<Facebook post by Respect Singapore>
I read the responses from aggrieved supporters of the accused following the outcome of the CHC trial.
Sun Ho is calling this a further test by God. CHC says it still "has an unshakeable calling from God". City News says the accused "loved CHC, were motivated by Cultural Mandate, believed in the Crossover Project and were convinced that what they did was morally permissible". Some CHC members said the accused had "good intentions" but had simply used "methods not directly abiding with the law, in the judge's opinion."
The common thread appears to be this: The accused had a pure motive and did what they did in the name of and for the glory of God. In so doing, they may have violated the laws of man. But they did not violate the laws of God. And that is what matters.

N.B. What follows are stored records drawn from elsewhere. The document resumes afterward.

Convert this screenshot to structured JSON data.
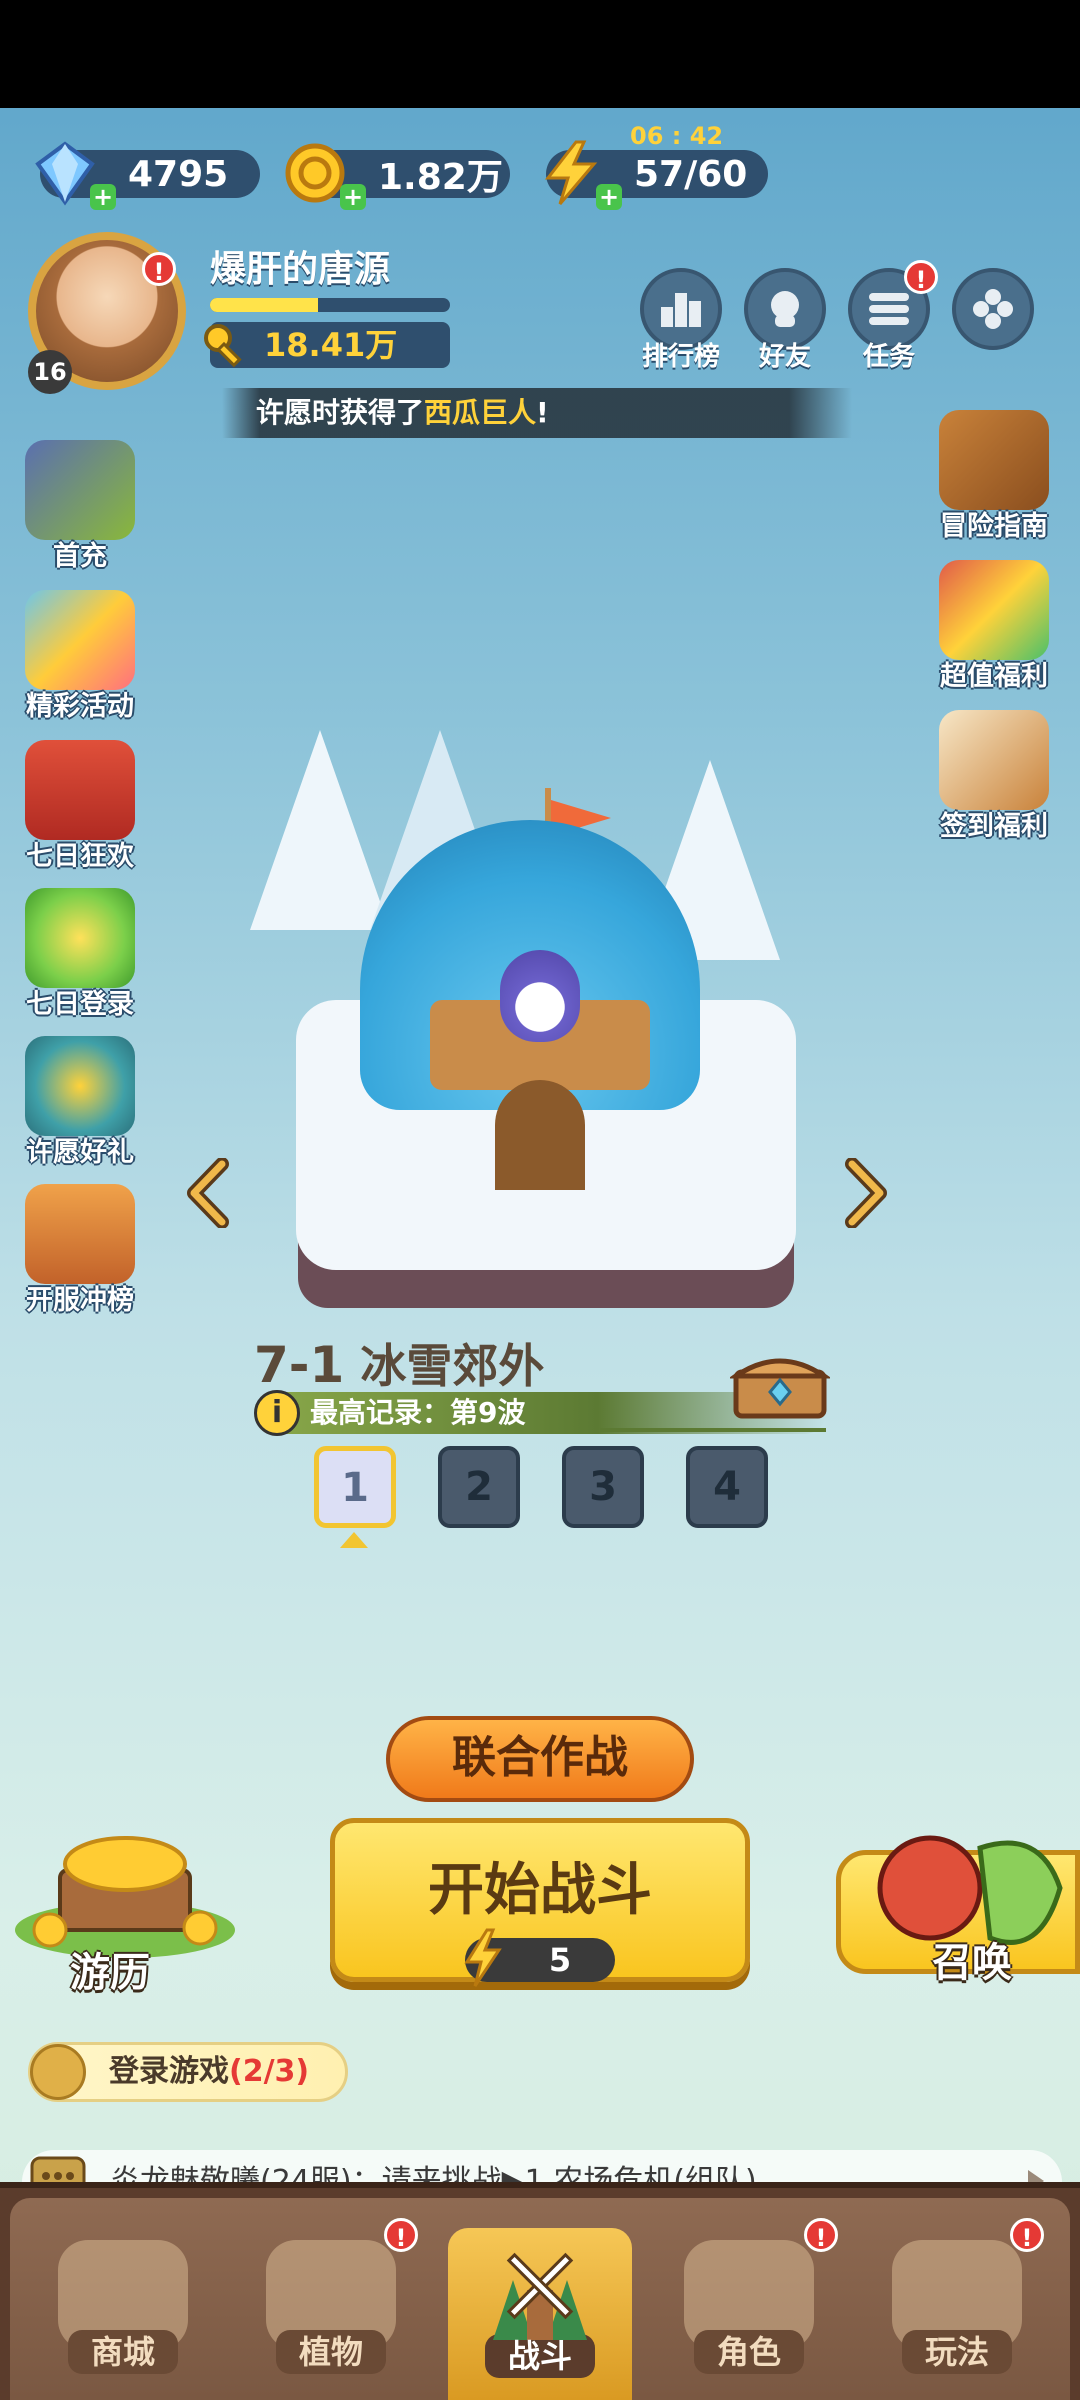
{
  "resources": {
    "gems": "4795",
    "coins": "1.82万",
    "energy": "57/60",
    "energy_timer": "06 : 42"
  },
  "player": {
    "name": "爆肝的唐源",
    "level": "16",
    "power": "18.41万",
    "exp_fraction": 0.45
  },
  "top_buttons": [
    {
      "label": "排行榜",
      "icon": "leaderboard-icon"
    },
    {
      "label": "好友",
      "icon": "friends-icon"
    },
    {
      "label": "任务",
      "icon": "tasks-icon"
    },
    {
      "label": "",
      "icon": "more-menu-icon"
    }
  ],
  "marquee": {
    "prefix": "许愿时获得了",
    "highlight": "西瓜巨人",
    "suffix": "!"
  },
  "left_events": [
    {
      "label": "首充"
    },
    {
      "label": "精彩活动"
    },
    {
      "label": "七日狂欢"
    },
    {
      "label": "七日登录"
    },
    {
      "label": "许愿好礼"
    },
    {
      "label": "开服冲榜"
    }
  ],
  "right_events": [
    {
      "label": "冒险指南"
    },
    {
      "label": "超值福利"
    },
    {
      "label": "签到福利"
    }
  ],
  "stage": {
    "code": "7-1",
    "name": "冰雪郊外",
    "record": "最高记录：第9波",
    "waves": [
      "1",
      "2",
      "3",
      "4"
    ],
    "selected_wave": "1"
  },
  "buttons": {
    "coop": "联合作战",
    "start": "开始战斗",
    "start_cost": "5",
    "travel": "游历",
    "summon": "召唤"
  },
  "quest": {
    "label": "登录游戏",
    "progress": "(2/3)"
  },
  "chat": {
    "text": "炎龙魅敬曦(24服)：请来挑战▶1.农场危机(组队)"
  },
  "nav": {
    "items": [
      {
        "label": "商城"
      },
      {
        "label": "植物"
      },
      {
        "label": "战斗"
      },
      {
        "label": "角色"
      },
      {
        "label": "玩法"
      }
    ],
    "active": "战斗"
  },
  "colors": {
    "accent_yellow": "#f9c51f",
    "alert_red": "#e53935",
    "panel_dark": "#2f4f6e"
  }
}
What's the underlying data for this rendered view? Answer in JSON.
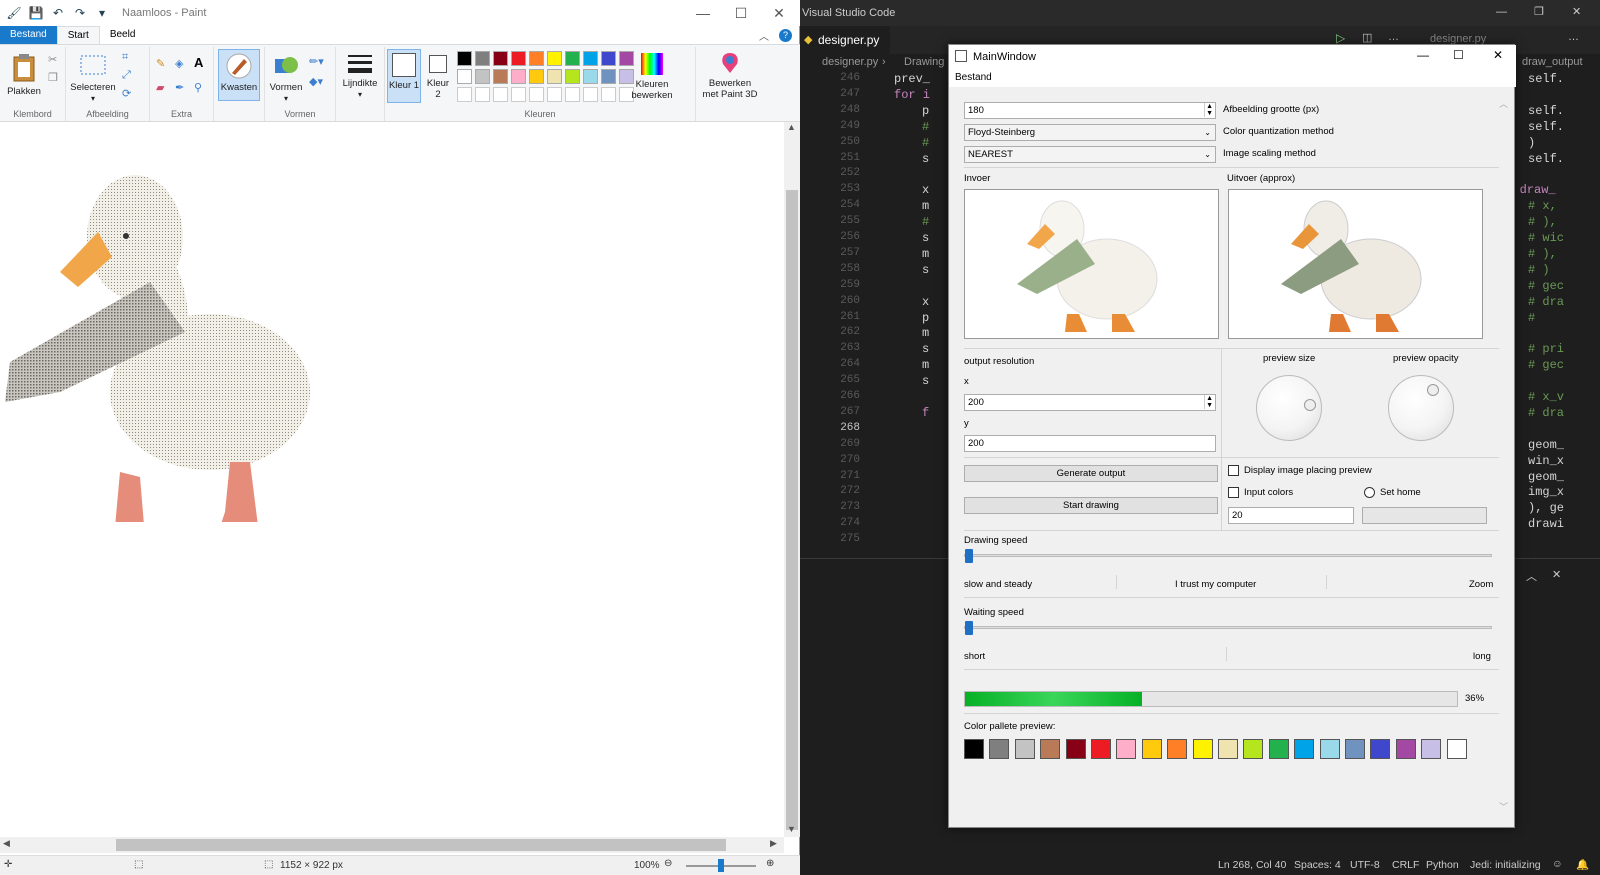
{
  "paint": {
    "title": "Naamloos - Paint",
    "menu": {
      "file": "Bestand",
      "start": "Start",
      "view": "Beeld"
    },
    "ribbon": {
      "paste": "Plakken",
      "select": "Selecteren",
      "brushes": "Kwasten",
      "shapes": "Vormen",
      "line_width": "Lijndikte",
      "color1": "Kleur 1",
      "color2": "Kleur 2",
      "edit_colors": "Kleuren bewerken",
      "paint3d": "Bewerken met Paint 3D",
      "groups": {
        "clipboard": "Klembord",
        "image": "Afbeelding",
        "tools": "Extra",
        "shapes": "Vormen",
        "colors": "Kleuren"
      }
    },
    "palette_row1": [
      "#000000",
      "#7f7f7f",
      "#880015",
      "#ed1c24",
      "#ff7f27",
      "#fff200",
      "#22b14c",
      "#00a2e8",
      "#3f48cc",
      "#a349a4"
    ],
    "palette_row2": [
      "#ffffff",
      "#c3c3c3",
      "#b97a57",
      "#ffaec9",
      "#ffc90e",
      "#efe4b0",
      "#b5e61d",
      "#99d9ea",
      "#7092be",
      "#c8bfe7"
    ],
    "status": {
      "size": "1152 × 922 px",
      "zoom": "100%"
    }
  },
  "vscode": {
    "title": "Visual Studio Code",
    "tab": "designer.py",
    "tab2": "designer.py",
    "breadcrumb": {
      "file": "designer.py",
      "symbol": "Drawing",
      "right": "draw_output"
    },
    "line_numbers": [
      "246",
      "247",
      "248",
      "249",
      "250",
      "251",
      "252",
      "253",
      "254",
      "255",
      "256",
      "257",
      "258",
      "259",
      "260",
      "261",
      "262",
      "263",
      "264",
      "265",
      "266",
      "267",
      "268",
      "269",
      "270",
      "271",
      "272",
      "273",
      "274",
      "275"
    ],
    "code_left": [
      "prev_",
      "for i",
      "p",
      "#",
      "#",
      "s",
      "",
      "x",
      "m",
      "#",
      "s",
      "m",
      "s",
      "",
      "x",
      "p",
      "m",
      "s",
      "m",
      "s",
      "",
      "f"
    ],
    "code_right": [
      "self.",
      "",
      "self.",
      "self.",
      ")",
      "self.",
      "",
      "ef draw_",
      "# x,",
      "# ),",
      "# wic",
      "# ),",
      "# )",
      "# gec",
      "# dra",
      "#",
      "",
      "# pri",
      "# gec",
      "",
      "# x_v",
      "# dra",
      "",
      "geom_",
      "win_x",
      "geom_",
      "img_x",
      "), ge",
      "drawi"
    ],
    "status": {
      "pos": "Ln 268, Col 40",
      "spaces": "Spaces: 4",
      "enc": "UTF-8",
      "eol": "CRLF",
      "lang": "Python",
      "ls": "Jedi: initializing"
    }
  },
  "mainwindow": {
    "title": "MainWindow",
    "menu": "Bestand",
    "size_value": "180",
    "size_label": "Afbeelding grootte (px)",
    "quant_value": "Floyd-Steinberg",
    "quant_label": "Color quantization method",
    "scale_value": "NEAREST",
    "scale_label": "Image scaling method",
    "input_label": "Invoer",
    "output_label": "Uitvoer (approx)",
    "output_resolution": "output resolution",
    "x_label": "x",
    "x_value": "200",
    "y_label": "y",
    "y_value": "200",
    "preview_size": "preview size",
    "preview_opacity": "preview opacity",
    "generate": "Generate output",
    "start": "Start drawing",
    "display_preview": "Display image placing preview",
    "input_colors": "Input colors",
    "input_colors_value": "20",
    "set_home": "Set home",
    "drawing_speed": "Drawing speed",
    "speed_labels": [
      "slow and steady",
      "I trust my computer",
      "Zoom"
    ],
    "waiting_speed": "Waiting speed",
    "wait_labels": [
      "short",
      "long"
    ],
    "progress": 36,
    "progress_text": "36%",
    "palette_label": "Color pallete preview:",
    "palette": [
      "#000000",
      "#7f7f7f",
      "#c3c3c3",
      "#b97a57",
      "#880015",
      "#ed1c24",
      "#ffaec9",
      "#ffc90e",
      "#ff7f27",
      "#fff200",
      "#efe4b0",
      "#b5e61d",
      "#22b14c",
      "#00a2e8",
      "#99d9ea",
      "#7092be",
      "#3f48cc",
      "#a349a4",
      "#c8bfe7",
      "#ffffff"
    ]
  }
}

This is dangerous. And it underscores a deeper, perennial problem with religious extremism and blinded religious devotion in society.
You may believe that God is supreme. But just because something is done by a human with the best of intentions in the name of God doesn't thereby make it right. A religious zealot harming innocents via holy wars, suicide bomb attacks and passenger plane missiles also says he does it with a pure motive for his God. Why would you condemn the said zealot and his reasoning but yet see nothing wrong with others who harm people by falsifying accounts, cheating and defrauding, also in the name of their God?
There is a lot less discrepancy in principle between the laws of God (or your interpretation of the same) and the laws of man than you think. Or between religious ethics and legal ethics for that matter. And we are not dealing with some minor infraction of some technical or procedural law here. It's criminal. Once we start justifying what people do and the harm that society suffers in the name of faith, we start walking down this very dangerous, very slippery slope.
Support the accused as friends, people or fellow Christians who have gone astray if you must. But please don't excuse what they did or exonerate them because (they say) they did it in the name of God.